Nello spazio di un giorno l'intervista dell'europeista storico, ex presidente della Commissione, viene contraddetta dall'eroe italiano del Quantitative Easing, a capo della Bce di Francoforte. Prodi contro Draghi? O, più semplicemente, manifestazioni dello stato confusionale in cui versa la “classe dirigente”?
Romano Prodi1 plaude alla Merkel che, finalmente, ha proposto che l'Unione proceda “a due velocità” nel processo d'integrazione:
«Sono quasi due anni che lo ripeto: questa, in mancanza di una condivisa politica europea, è l'unica strada percorribile.»

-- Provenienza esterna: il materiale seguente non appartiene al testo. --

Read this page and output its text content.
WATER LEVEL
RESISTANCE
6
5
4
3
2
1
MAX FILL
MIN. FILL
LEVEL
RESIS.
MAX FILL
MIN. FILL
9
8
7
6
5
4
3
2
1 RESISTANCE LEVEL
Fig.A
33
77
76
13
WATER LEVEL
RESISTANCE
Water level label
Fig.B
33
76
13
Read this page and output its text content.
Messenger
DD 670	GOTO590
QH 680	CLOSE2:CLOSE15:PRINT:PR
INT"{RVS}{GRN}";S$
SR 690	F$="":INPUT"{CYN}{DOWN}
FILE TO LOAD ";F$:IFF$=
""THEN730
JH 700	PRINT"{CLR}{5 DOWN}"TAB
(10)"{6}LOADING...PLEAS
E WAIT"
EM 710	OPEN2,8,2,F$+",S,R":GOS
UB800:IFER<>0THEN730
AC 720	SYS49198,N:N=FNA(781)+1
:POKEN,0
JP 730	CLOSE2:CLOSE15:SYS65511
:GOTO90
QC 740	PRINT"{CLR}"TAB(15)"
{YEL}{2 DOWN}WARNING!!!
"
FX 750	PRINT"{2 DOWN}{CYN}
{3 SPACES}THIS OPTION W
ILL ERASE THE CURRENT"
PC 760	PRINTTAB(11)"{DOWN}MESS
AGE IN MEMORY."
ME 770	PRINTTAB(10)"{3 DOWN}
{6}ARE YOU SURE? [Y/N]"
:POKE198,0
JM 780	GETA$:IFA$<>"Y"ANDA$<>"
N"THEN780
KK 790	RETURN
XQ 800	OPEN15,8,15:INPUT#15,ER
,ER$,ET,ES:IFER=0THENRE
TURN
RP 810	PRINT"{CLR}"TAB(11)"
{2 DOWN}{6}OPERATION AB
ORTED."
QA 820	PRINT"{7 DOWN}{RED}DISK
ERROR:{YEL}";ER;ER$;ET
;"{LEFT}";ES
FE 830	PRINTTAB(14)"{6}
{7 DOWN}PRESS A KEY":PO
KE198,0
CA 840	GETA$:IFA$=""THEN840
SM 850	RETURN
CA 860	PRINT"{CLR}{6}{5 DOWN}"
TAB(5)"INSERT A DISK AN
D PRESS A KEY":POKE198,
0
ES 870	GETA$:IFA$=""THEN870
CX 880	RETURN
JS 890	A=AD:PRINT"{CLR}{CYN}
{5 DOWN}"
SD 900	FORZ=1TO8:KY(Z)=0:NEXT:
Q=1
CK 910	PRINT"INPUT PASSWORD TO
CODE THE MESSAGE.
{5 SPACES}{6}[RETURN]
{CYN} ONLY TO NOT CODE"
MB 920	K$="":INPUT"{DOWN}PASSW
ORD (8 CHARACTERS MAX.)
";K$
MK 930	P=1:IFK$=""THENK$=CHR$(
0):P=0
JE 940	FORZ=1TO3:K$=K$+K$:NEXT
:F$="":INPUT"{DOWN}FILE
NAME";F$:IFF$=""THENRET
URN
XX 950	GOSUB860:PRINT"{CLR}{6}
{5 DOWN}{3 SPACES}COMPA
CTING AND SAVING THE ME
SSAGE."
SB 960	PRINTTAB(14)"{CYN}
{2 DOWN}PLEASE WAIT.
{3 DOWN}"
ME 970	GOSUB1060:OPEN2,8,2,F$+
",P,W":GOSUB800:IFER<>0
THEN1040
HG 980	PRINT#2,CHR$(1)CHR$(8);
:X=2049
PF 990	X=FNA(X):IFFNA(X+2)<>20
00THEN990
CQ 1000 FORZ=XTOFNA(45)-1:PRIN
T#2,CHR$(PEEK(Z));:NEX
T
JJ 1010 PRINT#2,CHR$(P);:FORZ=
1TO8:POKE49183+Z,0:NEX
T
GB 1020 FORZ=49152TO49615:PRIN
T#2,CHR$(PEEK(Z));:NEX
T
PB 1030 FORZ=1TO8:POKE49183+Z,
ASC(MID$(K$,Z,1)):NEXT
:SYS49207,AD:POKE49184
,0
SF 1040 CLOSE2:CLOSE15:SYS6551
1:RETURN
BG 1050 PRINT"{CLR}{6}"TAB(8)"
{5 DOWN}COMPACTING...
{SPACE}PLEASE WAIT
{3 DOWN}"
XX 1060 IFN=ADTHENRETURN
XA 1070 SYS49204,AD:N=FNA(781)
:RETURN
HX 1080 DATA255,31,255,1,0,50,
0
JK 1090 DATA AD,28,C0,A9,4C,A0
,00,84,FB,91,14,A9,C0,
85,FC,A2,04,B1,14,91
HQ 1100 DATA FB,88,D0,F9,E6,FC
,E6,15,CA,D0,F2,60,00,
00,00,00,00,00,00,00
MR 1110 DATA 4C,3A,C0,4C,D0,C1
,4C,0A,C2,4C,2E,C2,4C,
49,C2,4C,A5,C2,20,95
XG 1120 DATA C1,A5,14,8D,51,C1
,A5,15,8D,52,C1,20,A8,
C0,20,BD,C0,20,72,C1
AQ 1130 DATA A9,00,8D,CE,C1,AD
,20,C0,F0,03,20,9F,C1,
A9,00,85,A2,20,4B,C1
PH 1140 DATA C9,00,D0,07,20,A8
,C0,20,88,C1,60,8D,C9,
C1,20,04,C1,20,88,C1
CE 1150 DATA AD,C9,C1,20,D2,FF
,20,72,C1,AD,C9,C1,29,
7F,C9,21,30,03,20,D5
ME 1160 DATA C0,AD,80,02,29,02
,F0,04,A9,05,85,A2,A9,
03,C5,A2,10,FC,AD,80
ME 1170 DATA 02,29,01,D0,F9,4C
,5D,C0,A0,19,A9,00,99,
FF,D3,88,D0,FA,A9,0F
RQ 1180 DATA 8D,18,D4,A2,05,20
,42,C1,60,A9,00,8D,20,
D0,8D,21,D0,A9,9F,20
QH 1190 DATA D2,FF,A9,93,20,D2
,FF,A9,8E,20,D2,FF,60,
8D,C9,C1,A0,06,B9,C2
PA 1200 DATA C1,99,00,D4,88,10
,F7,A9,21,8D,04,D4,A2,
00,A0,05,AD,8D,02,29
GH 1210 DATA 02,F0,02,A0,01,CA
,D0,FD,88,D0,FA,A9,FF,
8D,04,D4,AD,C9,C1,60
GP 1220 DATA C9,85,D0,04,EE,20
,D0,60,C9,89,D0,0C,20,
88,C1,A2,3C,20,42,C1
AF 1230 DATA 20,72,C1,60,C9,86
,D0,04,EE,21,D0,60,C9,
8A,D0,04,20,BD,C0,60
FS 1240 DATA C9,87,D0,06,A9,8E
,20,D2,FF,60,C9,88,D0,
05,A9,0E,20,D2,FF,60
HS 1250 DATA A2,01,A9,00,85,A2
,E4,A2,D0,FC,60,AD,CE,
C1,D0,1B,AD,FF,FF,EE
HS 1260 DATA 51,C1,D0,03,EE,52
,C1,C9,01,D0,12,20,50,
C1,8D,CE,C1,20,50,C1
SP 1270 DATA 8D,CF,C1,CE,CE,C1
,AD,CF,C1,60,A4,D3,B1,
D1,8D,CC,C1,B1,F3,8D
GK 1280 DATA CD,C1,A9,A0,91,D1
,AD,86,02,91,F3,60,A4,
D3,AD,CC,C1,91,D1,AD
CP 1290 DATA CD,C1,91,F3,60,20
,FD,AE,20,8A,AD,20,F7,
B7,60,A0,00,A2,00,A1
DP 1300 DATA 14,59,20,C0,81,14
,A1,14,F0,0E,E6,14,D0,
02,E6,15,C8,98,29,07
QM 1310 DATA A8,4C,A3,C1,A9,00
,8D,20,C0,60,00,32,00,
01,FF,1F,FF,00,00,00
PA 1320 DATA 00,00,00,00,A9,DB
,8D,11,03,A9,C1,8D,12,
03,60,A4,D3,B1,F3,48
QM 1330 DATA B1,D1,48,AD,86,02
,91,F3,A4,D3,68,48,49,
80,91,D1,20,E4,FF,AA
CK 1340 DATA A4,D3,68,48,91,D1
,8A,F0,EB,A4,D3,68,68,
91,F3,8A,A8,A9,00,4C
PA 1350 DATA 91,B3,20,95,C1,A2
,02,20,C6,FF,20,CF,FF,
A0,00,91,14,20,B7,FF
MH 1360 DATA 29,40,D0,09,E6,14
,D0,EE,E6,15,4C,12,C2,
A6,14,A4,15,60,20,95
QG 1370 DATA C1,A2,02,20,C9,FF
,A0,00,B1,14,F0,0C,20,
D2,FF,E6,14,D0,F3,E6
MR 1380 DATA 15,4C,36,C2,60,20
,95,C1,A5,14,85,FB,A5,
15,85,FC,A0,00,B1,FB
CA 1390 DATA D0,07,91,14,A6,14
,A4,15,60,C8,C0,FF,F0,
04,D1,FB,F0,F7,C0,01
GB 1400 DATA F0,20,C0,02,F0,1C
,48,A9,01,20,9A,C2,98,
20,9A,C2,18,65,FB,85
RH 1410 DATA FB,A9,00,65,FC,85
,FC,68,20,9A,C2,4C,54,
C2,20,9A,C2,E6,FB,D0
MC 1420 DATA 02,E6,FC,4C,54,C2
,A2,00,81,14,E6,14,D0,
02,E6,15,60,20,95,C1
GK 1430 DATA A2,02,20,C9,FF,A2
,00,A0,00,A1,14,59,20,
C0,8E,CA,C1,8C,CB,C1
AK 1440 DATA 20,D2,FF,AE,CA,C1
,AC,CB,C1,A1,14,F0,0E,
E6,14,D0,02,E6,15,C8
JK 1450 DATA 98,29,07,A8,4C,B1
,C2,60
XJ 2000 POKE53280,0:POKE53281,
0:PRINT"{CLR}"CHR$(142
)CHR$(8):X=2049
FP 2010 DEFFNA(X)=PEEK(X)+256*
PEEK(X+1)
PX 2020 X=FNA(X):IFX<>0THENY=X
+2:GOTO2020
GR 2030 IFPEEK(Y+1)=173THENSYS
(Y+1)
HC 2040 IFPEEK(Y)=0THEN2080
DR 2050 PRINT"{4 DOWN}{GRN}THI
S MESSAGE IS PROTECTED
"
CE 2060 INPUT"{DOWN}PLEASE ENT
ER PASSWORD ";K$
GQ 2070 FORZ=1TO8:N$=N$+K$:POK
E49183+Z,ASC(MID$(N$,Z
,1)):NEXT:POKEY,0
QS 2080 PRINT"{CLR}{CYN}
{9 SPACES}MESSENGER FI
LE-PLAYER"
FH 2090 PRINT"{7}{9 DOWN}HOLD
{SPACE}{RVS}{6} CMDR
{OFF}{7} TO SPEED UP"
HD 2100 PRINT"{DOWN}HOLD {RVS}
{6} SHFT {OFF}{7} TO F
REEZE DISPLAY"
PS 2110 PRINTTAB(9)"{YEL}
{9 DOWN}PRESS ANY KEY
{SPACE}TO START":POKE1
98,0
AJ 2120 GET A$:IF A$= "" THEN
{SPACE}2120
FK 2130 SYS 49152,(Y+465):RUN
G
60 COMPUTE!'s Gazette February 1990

Quei due”, Trump e Le Pen, vanno contrastati:
«Ma come? Trump fa la rivoluzione, annuncia scompigli, attacca la Germania e cerca di dividerla dall'Europa, mina la difesa europea. Le Pen predica la morte della Ue e perfino della Nato. (…) Finalmente la Germania sembra cominciare ad assumersi quel ruolo di leadership che non aveva mai voluto esercitare. Va bene così.»
Prodi si rende conto che caldeggiare un ruolo guida apertamente tedesco può sollevare qualche ansia. Sicché subito aggiunge il correttivo per cui l'Unione “a due velocità” non dovrà diventare un convoglio “di prima e seconda classe”, con i passeggeri della prima a decidere chi si deve accomodare in seconda.
Non sembra invece preoccuparlo granché la difesa della Nato, diretta contro la Federazione Russa, in una sorta di continuazione della guerra fredda, ragione vera delle sanzioni volute da Barack Obama che pure danneggiano le nostre esportazioni, nonché il “libero commercio”. Il nostro governo vorrebbe l'una ma non le altre e, come al solito, non sa che pesci pigliare. Mentre la coalizione di centro-sinistra, da Prodi riproposta, dovrebbe ottenere il consenso di ampi settori popolari da sempre avversi alla Nato e che, tuttora a ragione, ne appoggerebbero lo scioglimento.
Com'è noto, la nuova amministrazione nord-americana vuole che ciascun Paese membro della alleanza militare paghi il suo, non essendo più disposta a spendere per la “difesa europea” d'altri. Essa, peraltro, non è autonomamente tale, così come l'Europa non è uno Stato, né federale né confederale.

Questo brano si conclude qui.